Entrevista a Paulo Lameiro

«Os bebés distinguem um bom de um mau compositor»

Levar um bebé a um concerto de música clássica não exige cuidados especiais: “barriga cheia, fralda mudada, sestas controladas, e respeitar sempre a vontade dos bebés” são as recomendações, simples, dadas por Paulo Lameiro aos acompanhantes das crianças que quiserem assistir aos Concertos para Bebés que, na manhã de sábado da próxima Festa do “Avante!”, decorrerão no Auditório 1.º de Maio. O maestro que dirige o projeto explica, nesta entrevista, a complexidade da montagem do espectáculo, a necessidade de levar mais músicos do que o normal, quais os instrumentos que têm maior ou menor impacto nos bebés e o problema do nervosismo dos pais. Num projeto com evidentes méritos pedagógicos, Lameiro destaca a exigência de um público especial: “Os bebés aprendem demasiado rápido para que consigamos mantê-los interessados num objecto sonoro com mais de meio minuto”, constata. E a experiência acumulada desde 1998, quando se iniciou o projecto Concertos para Bebés, leva-o a concluir: “os bebés distinguem um bom de um mau compositor, uma boa de uma má obra, e um bom de um mau intérprete”.

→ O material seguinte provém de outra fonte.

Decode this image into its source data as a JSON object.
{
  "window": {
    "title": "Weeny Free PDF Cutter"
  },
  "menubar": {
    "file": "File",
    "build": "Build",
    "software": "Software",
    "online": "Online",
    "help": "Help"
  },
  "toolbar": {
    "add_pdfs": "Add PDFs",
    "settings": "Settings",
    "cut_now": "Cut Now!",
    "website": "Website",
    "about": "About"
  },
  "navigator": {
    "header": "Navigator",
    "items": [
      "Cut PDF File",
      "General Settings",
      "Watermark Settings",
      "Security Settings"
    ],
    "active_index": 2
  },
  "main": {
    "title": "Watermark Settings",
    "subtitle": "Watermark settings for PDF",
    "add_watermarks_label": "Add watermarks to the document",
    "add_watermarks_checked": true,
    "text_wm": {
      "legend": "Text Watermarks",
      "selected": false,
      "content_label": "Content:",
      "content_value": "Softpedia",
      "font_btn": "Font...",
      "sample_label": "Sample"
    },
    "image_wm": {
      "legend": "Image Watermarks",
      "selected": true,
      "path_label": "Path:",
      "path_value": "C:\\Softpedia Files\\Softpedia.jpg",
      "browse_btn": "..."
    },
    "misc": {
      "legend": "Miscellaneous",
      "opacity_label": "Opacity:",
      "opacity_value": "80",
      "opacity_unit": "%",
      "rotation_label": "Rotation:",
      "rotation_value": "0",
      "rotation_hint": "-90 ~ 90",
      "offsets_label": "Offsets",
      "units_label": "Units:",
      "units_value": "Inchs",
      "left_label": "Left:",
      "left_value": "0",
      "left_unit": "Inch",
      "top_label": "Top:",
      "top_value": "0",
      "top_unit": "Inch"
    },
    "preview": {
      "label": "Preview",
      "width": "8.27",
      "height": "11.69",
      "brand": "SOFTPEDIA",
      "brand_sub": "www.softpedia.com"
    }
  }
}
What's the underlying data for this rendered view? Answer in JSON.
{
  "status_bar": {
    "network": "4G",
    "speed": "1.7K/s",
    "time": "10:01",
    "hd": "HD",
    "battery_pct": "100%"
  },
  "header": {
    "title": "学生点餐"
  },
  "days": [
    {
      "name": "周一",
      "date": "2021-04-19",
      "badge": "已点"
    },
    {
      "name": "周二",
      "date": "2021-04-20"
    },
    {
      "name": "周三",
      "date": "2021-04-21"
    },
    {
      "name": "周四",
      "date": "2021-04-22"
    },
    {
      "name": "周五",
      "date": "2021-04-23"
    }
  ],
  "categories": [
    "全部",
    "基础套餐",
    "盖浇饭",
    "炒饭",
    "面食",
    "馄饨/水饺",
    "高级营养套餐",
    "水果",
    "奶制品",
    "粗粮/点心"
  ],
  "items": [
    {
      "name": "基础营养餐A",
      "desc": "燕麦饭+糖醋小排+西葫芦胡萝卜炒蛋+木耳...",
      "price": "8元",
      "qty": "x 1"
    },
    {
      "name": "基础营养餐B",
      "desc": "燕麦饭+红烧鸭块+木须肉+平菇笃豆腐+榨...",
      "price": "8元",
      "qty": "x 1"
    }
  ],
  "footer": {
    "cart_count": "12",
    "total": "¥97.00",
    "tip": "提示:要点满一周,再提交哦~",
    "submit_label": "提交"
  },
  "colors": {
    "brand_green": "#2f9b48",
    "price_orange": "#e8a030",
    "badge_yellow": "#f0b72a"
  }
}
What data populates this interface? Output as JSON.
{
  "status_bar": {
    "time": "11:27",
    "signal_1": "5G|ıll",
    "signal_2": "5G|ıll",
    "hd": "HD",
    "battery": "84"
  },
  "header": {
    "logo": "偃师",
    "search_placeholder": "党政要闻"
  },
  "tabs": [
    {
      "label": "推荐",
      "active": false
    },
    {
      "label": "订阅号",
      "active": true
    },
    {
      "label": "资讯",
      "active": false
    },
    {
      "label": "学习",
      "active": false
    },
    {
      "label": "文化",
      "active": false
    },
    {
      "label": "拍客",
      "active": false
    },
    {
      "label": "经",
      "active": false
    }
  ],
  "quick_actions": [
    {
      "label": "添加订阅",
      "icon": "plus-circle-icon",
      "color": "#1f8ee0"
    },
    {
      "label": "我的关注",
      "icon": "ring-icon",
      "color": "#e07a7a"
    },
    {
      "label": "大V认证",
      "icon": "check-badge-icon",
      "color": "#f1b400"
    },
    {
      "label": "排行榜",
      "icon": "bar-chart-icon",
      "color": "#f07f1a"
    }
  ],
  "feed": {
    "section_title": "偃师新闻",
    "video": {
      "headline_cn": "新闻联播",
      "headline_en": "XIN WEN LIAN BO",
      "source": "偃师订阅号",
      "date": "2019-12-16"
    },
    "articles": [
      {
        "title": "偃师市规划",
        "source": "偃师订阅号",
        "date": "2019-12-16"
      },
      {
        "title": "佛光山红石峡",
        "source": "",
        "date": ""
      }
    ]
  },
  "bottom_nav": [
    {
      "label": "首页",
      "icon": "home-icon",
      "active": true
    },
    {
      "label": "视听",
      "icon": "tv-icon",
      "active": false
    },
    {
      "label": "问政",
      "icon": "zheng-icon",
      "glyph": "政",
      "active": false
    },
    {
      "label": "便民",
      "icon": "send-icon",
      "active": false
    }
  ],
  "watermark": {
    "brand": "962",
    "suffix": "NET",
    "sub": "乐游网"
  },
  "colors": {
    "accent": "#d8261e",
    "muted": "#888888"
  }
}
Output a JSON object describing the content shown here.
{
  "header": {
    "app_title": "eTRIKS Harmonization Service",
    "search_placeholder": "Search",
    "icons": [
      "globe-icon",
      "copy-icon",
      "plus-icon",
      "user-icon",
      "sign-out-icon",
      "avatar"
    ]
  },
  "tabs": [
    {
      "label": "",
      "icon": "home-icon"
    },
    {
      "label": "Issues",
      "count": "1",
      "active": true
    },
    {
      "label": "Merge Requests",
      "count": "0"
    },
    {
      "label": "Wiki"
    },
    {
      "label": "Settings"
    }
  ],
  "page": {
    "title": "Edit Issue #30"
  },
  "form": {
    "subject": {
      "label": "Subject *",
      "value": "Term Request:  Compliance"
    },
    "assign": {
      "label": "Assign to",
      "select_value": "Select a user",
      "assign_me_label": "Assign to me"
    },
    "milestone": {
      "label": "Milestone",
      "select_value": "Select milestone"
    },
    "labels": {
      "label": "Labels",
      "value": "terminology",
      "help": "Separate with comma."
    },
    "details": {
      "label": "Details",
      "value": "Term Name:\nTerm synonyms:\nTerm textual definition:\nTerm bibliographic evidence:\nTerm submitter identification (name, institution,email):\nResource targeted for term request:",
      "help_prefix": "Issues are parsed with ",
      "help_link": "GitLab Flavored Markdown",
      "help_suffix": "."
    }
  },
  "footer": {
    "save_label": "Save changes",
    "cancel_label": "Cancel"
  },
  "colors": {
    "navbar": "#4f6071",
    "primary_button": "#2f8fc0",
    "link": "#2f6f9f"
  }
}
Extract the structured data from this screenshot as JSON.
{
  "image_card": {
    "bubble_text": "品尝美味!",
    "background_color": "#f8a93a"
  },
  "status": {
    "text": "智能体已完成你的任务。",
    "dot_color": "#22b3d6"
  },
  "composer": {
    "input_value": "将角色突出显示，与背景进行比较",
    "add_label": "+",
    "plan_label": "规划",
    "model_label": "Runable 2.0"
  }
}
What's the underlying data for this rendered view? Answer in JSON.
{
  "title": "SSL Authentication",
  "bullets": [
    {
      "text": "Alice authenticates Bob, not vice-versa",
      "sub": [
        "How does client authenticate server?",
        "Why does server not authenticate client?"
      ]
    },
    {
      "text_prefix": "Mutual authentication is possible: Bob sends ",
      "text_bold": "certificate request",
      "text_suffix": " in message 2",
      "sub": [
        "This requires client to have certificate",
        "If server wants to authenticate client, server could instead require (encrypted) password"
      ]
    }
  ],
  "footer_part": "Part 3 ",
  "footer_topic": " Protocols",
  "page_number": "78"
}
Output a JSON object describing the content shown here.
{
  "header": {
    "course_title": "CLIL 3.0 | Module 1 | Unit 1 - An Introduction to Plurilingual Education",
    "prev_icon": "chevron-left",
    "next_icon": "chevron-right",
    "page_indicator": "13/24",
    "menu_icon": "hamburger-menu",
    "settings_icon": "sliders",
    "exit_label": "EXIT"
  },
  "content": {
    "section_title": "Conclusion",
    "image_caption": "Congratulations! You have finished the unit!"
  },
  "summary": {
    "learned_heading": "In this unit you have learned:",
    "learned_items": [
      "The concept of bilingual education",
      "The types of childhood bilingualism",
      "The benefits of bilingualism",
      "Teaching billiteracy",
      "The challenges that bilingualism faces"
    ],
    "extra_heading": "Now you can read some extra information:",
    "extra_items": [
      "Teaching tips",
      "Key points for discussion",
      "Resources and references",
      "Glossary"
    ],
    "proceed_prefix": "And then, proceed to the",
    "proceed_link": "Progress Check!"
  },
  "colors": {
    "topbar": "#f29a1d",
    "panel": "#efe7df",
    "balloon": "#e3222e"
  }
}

O Concertos para Bebés na Festa do “Avante!” vai atuar no Auditório 1.º de Maio. É um espaço muito maior do que o da maior parte das salas onde costuma atuar, provavelmente há mais gente do que noutras apresentações, há ar livre, há mais confusão. Qual é o trabalho de adaptação de repertório, de formação e interação com o público que fazem para esta ocasião? Como se preparam para este dia? Quais são as diferenças que os espetadores encontrarão na Festa do “Avante!” em relação a espetáculos vossos em salas mais pequenas?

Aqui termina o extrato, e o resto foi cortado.